Le patron est donc rapporté sur les différentes pièces de cuir, il faut un crayon papier gras ou une pointe sèche et il faut mieux éviter le feutre ou le bic qui sont bien pratiques mais laissent souvent des marques qu'on aurait pas souhaiter (surtout en reconstit puisque il y a toujours un gus (moi le premier éventuellement) pour regarder dans une chaussures et déplorer la trace de stylo à bille ou de feutre)...

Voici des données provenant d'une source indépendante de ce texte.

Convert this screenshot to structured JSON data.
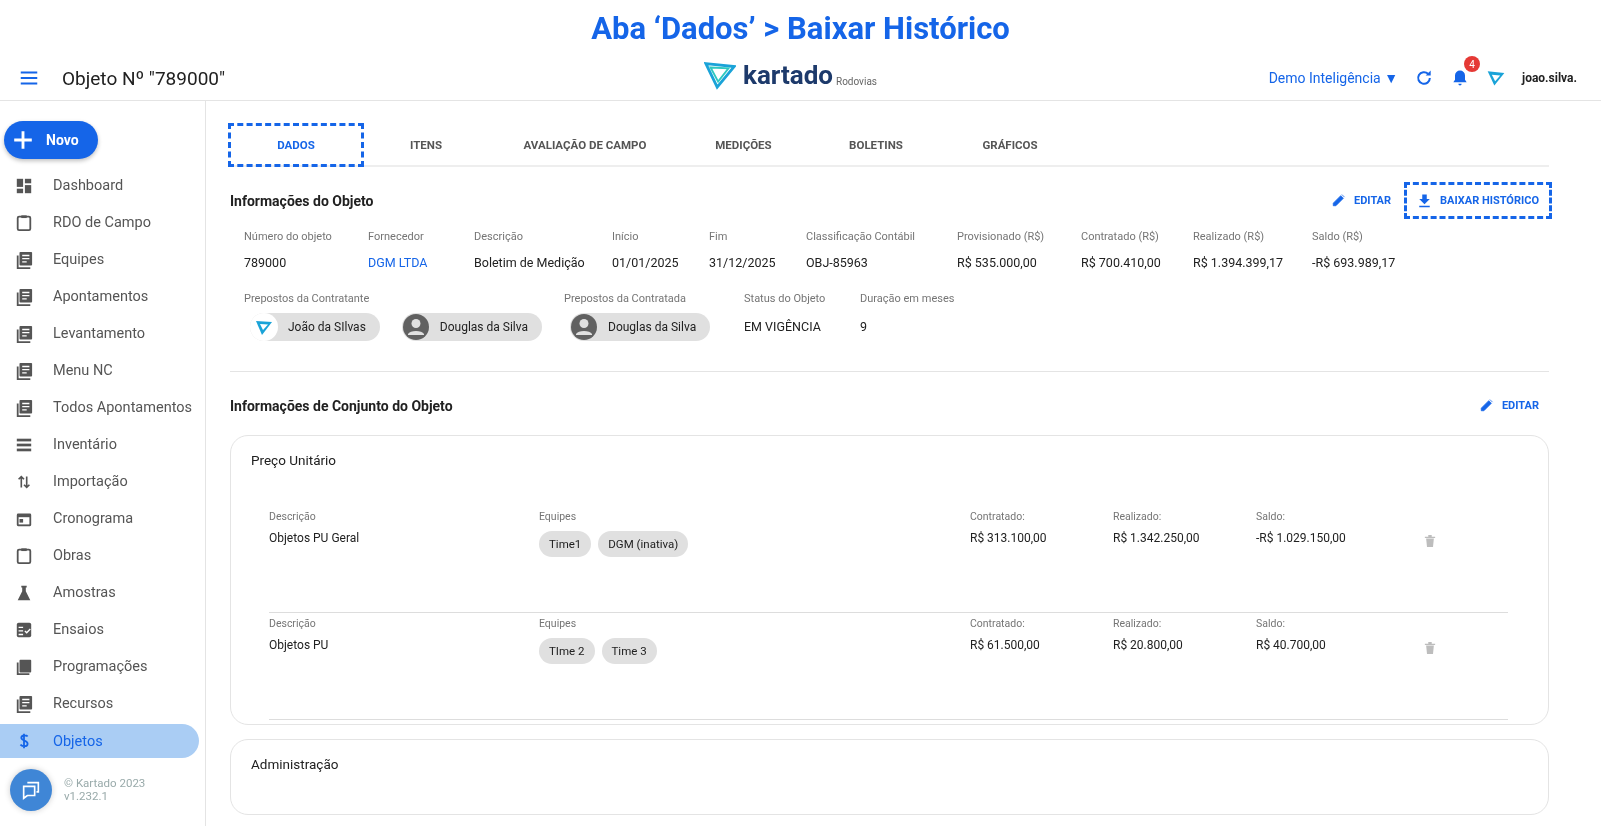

Les pièces sont découpées (un cutter ou un couteau de savetier pour ma part et une bonne planche à découper et éventuellement une bonne protection du plan de travail (ça évite de saloper la table de la cuisine lors d'un rippage de lame (vécu))), ici le cuir de semelle fait 6-7 mm en bovin (du buffle ou du taureau à l'odeur) et l'empeigne fait 1,8 (du veau la je suis sûr de mon coup)...
Je vérifie brièvement la conformité des pièces entre elles et je prends quelques point de repères (pas facile à expliquer sur le net par écrit).
Puis les pièces vont à la trempette dans l'eau froide...et je teinte en fonction des envie (je suis dans les essai de teinture en ce moment (teinture moderne cependant (l'histo teinture pur jus ce sera pour plus tard)). Je teinte aussi le futur lacet (découpé dans la même peau pour des soucis d'homogénéité de teinte).
Les deux bandes latérales sont pas de la même longueur mais c'est pas important pour l'instant...
Je fais ensuite une rainure dans la semelle avec une petite gouge (mais avant de l'avoir un compas à pointes séches un peu aiguisé faisait bien la farce) puis je perce ma semelle pour les futures coutures d'assemblage, on perce donc en utilisant une forte alène et comme le montage est un cousu retourné on prend bien soin de percer avec un angle de telle sorte que le trou de sortie sit par la tranche.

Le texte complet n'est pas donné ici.